The report mentions that in 2021, therefore, “there was a change in behavior on the part of Brazilian states and municipalities”, causing the country to move BRL 42.2 billion in service auctions in various locations.

On March 31st, the regulatory agencies of the states must express their opinion on the economic-financial capacity of the companies that won the bids. One of the intermediate goals of the new law is for them to prove that they are in a position to provide the services.

In previous years, data from Trata Brasil pointed to a relative drop in spending. One of the indexes shows that the average of investments in the sector on the collection of municipalities fell from 21.5%, in 2018, to 21%, in 2019, and to 19.8%, in 2020.

This means that more than two thirds of cities (69) invest less than 30% of the amount they collect in sanitation, and only 8 disburse more than 60%. The number considers the amount spent by both the concessionaires and the government.

“Today we invest BRL 13 billion a year [somando o país todo]. We need to reach R$ 40 billion”, says the president of the institute, citing estimates made by Abcon Sindcon (Association and National Union of Private Concessionaires of Public Water and Sewage Services).

Low coverage has consequences that affect cities in many ways.

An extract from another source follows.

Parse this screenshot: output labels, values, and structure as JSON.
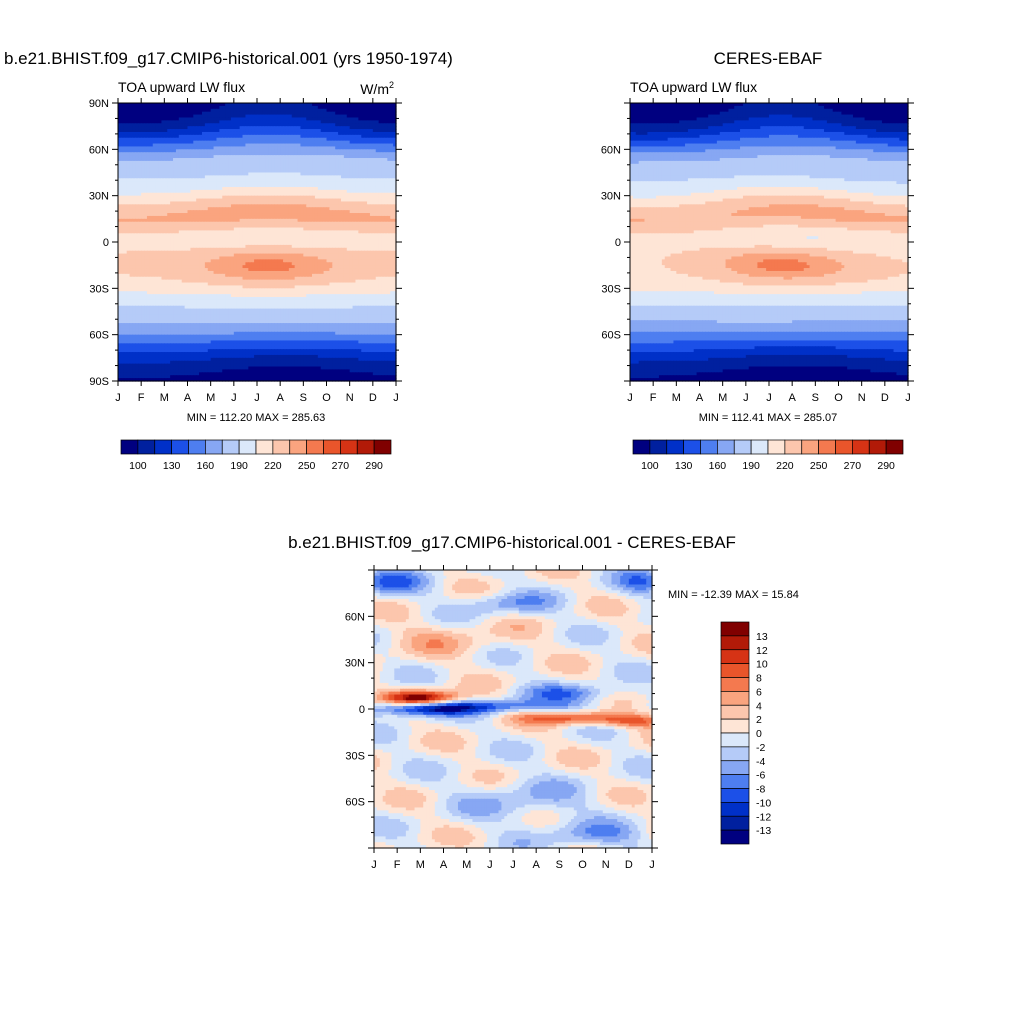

An annual survey of sheet showed at the end of last year, for example, that Brazil has not been able to make progress in cleaning its coastline.

The volume of beaches considered good (37%), that is, suitable for swimming throughout the year, was the same as that recorded in 2016, the first year of data collection. They also parked the places classified as regular (25%) and bad (9%).

The impacts range from the health of the population, with diseases transmitted by water, to the environment, tourism and employability. “When you have sanitation, you create a whole environment conducive to people to thrive,” says Pretto.